Bei der Bildung des Begriffs „indogermanisch“ im 19. Jh. bezogen sich die Sprachforscher auf die beiden damals räumlich am weitesten auseinander liegenden Sprachgruppen, der indischen und der german. Sprache. Diese Bezeichnung wurde im dt. Sprachraum, der in dieser Forschungsdisziplin weltweit immer noch führend ist, beibehalten und hat nichts mit irgendeiner Überlegenheit der Germanen in Europa oder der Inder in Asien zu tun. Viele andere Sprachen verwenden hingegen Bezeichnungen des Typs indoeuropäisch. Ungefähr die Hälfte der Menschheit hat eine idg. Muttersprache.
Die schon Anfang des 20. Jh. von vielen Linguisten geäußerte Vermutung, die Urheimat der indoeuropäischen Sprachen liege in den Steppen nördlich des Schwarzen Meeres, wird auch heute noch von der Mehrheit der Sprachwissenschaftler favorisiert. Man suchte den archäologischen Beweis dafür. Die in Südrussland, der Ukraine und Moldawien zu findenden Kulturen nördlich und östlich des Schwarzen Meeres und an der unteren Wolga wurden von Marija Gimbutas in den Fünfzigerjahren des 20. Jh. nach einer charakteristischen Grabhügelform (Kurgan) zur Kurgankultur zusammengefasst. Diese Klassifizierung ist jedoch heute archäologisch nicht mehr unumstritten.

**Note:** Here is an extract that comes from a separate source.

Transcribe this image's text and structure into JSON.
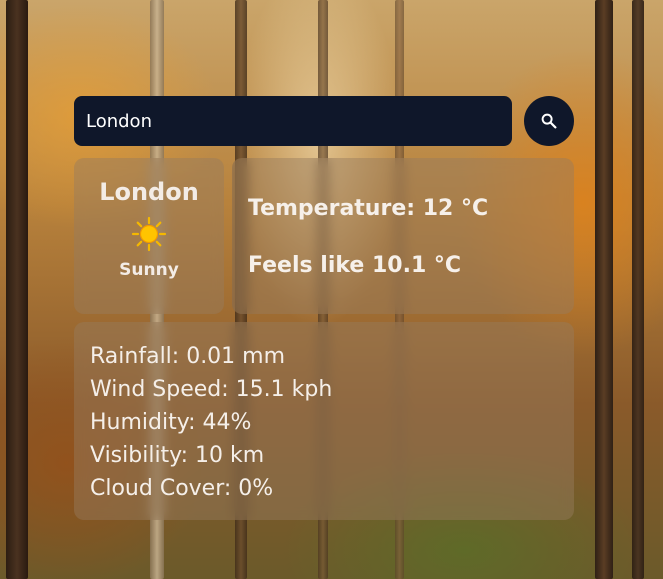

Die Proto-Indoeuropäer waren nach Meinung vieler Sprachwissenschaftler aufgrund der vorhandenen Wörter eine in erster Linie patriarchalisch organisierte Hirtengesellschaft, die den Pflug kannte, das Pferd als Reittier nutzte und mit Sicherheit nicht am Meer lebte. All dies korrespondiert mit den archäologischen Funden der Kurgankultur. Dieser Hypothese zufolge lebten die Indogermanen im 5. Jahrtausend v.u.Z. als kriegerisches Hirtenvolk in Südrussland; einige Archäologen identifizieren sie mit dem Kurganvolk. Sie sollen nach Klimaverschlechterungen (Kälte) zwischen 4400 und 2200 v.u.Z. in mehreren Wanderungen west-, süd- und ostwärts gezogen sein. Die „Streitaxtleute“ bzw. „Schnurkeramiker“, die ebenfalls zum Kurganvolk gezählt werden, sollen auf diesen Wanderungen u.a. auch Mitteleuropa erreicht und sich mit den dort ansässigen Menschen (Bandkeramiker, → Megalithbauten) vermischt haben.
Aus der Vermischung von Indogermanen und nichtidg. Urbevölkerung sowie durch Zersiedelung erklären sich die verschiedenen idg. Volks- und Sprachgruppen, zu denen Kelten, Germanen, Slawen, Romanen, Griechen, Iraner, Inder, Balten, Armenier, Hethiter, Thraker u.a. gehören.